People travel home for family reunions. Thankfully Singapore is small and nobody has to go too far. Daddy Chu has a very large family whom I am relatively unacquainted with, and so it’s a challenge remembering who is who when they all get together! The kids bonded with their second cousins over a long session of Sleeping Queens (their new favourite card game) and we played our annual round of mahjong.

And of course – you get the festive foods – which are too varied and numerous to describe! You know its Chinese New Year when a proliferation of red-lidded tubs with various sweet and savoury snacks start piling up in the house. The girls’ favourites are the mini crunchy spring rolls and bak kwa, a barbequed sweet meat.

CNY_snacks

limcheeguan_queue

The queue in Chinatown at this well-known bak kwa shop is much longer than this photo reveals!

The girls have also been getting in some chopstick practice with several rounds of lo-hei (yusheng) this year, a dish in which everyone participates in the mixing of symbolic ingredients by tossing them high with chopsticks whilst shouting out various Chinese sayings. Ridiculously messy but lots of fun.

lo_hei2016

Yu Sheng / Lo Hei – is a popular tradition here…sort of a communal salad toss, often with raw fish. Quite tasty!

There’s also the guy in the costume: after seeing several Santas wandering the malls in December, the girls were amused to find another Man-in-Red, this time with smaller black pointy beard.

god_of_fortune

Miss Chu poses with “Chinese Santa” – generally referred to as “god of fortune”.

You decorate “trees”: bundles of pussy-willow branches are sort of your equivalent of the Christmas Tree. The girls enjoyed hanging up the gold and red ornaments on the little furry buds.

CNY_pussy_willow

Kids (and close elderly relatives) receive presents money in little red envelopes called hongbaos.
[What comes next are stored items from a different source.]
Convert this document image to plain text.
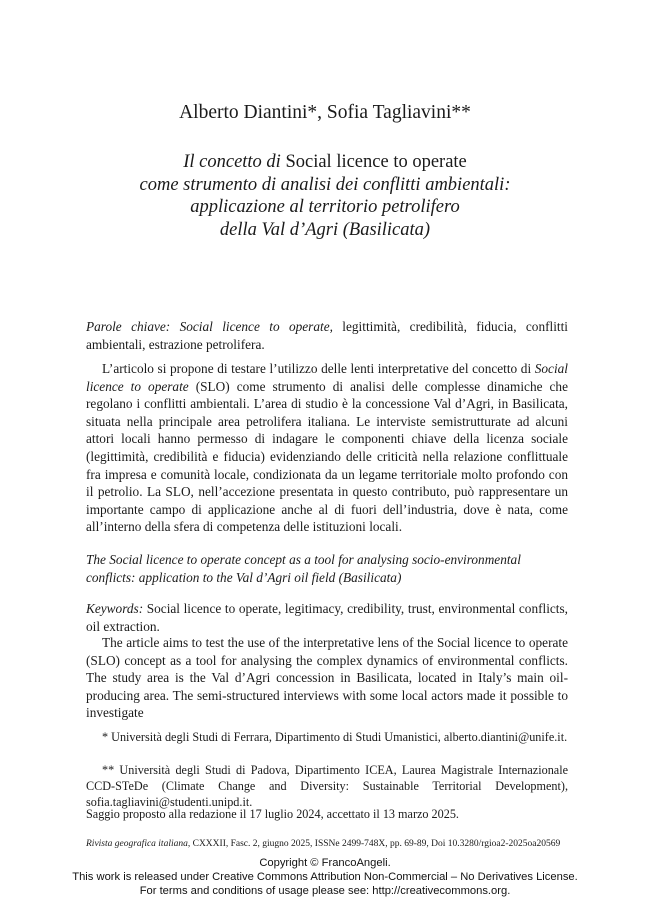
Alberto Diantini*, Sofia Tagliavini**
Il concetto di Social licence to operate
come strumento di analisi dei conflitti ambientali:
applicazione al territorio petrolifero
della Val d’Agri (Basilicata)
Parole chiave: Social licence to operate, legittimità, credibilità, fiducia, conflitti ambientali, estrazione petrolifera.
L’articolo si propone di testare l’utilizzo delle lenti interpretative del concetto di Social licence to operate (SLO) come strumento di analisi delle complesse dinamiche che regolano i conflitti ambientali. L’area di studio è la concessione Val d’Agri, in Basilicata, situata nella principale area petrolifera italiana. Le interviste semistrutturate ad alcuni attori locali hanno permesso di indagare le componenti chiave della licenza sociale (legittimità, credibilità e fiducia) evidenziando delle criticità nella relazione conflittuale fra impresa e comunità locale, condizionata da un legame territoriale molto profondo con il petrolio. La SLO, nell’accezione presentata in questo contributo, può rappresentare un importante campo di applicazione anche al di fuori dell’industria, dove è nata, come all’interno della sfera di competenza delle istituzioni locali.
The Social licence to operate concept as a tool for analysing socio-environmental conflicts: application to the Val d’Agri oil field (Basilicata)
Keywords: Social licence to operate, legitimacy, credibility, trust, environmental conflicts, oil extraction.
The article aims to test the use of the interpretative lens of the Social licence to operate (SLO) concept as a tool for analysing the complex dynamics of environmental conflicts. The study area is the Val d’Agri concession in Basilicata, located in Italy’s main oil-producing area. The semi-structured interviews with some local actors made it possible to investigate
* Università degli Studi di Ferrara, Dipartimento di Studi Umanistici, alberto.diantini@unife.it.
** Università degli Studi di Padova, Dipartimento ICEA, Laurea Magistrale Internazionale CCD-STeDe (Climate Change and Diversity: Sustainable Territorial Development), sofia.tagliavini@studenti.unipd.it.
Saggio proposto alla redazione il 17 luglio 2024, accettato il 13 marzo 2025.
Rivista geografica italiana, CXXXII, Fasc. 2, giugno 2025, ISSNe 2499-748X, pp. 69-89, Doi 10.3280/rgioa2-2025oa20569
Copyright © FrancoAngeli.
This work is released under Creative Commons Attribution Non-Commercial – No Derivatives License.
For terms and conditions of usage please see: http://creativecommons.org.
Adults only have to give out money after they get married, so having lived in Edinburgh for our entire married life so far – I was not quite up-to-speed with the hongbao-giving protocols. There are so many rules! Money has to be new (so you have to order fresh notes from the bank). You can only give certain multiples of notes and specific amounts are considered lucky / unlucky. Organised ladies carry pouches of hongbaos in various denominations in their purse at all times during the fifteen days of Chinese New Year. A separate compartment to store the hongbaos that your own children have received is advisable to prevent mix-ups. It’s a minefield. And after Chinese New Year, you are even more broke than you were after Christmas! (Although your kids are considerably richer.)

Having just moved back to Singapore, we’ve tried to make an effort to show the kids to all the interesting new cultural influences – the markets, parades, performances, street-light-ups, exhibitions and so on. Everything is new and exciting. We’ve also got a lot more family around us now than we had in Edinburgh, which means it’s not one Chinese New Year meal but four or five.

So it’s been a much busier season than I anticipated for us over the last few months – celebrating two back-to-back major festive periods between December and February; and when you throw Daddy Chu’s and Miss Chu’s January birthdays into the mix – it’s one seriously long, wallet-busting non-stop party! And then you need to go on a diet at the end of it all. Surely it would be better if Chinese New Year could be in April? We should really space these things out.

Anyway, roll on March. I think we need a rest now!

hongbaos_and_monkeys

Happy Year of the Monkey!

3 Comments

  1. Let’s hope Easters not too big over there!!
    Ex

    • Haha – well we get Good Friday but not Easter Monday over this side! What is worrying is that I’ve seen plastic eggs and baskets on some shop shelves already…

  2. I like the toy monkeys.?????? from Caitlin.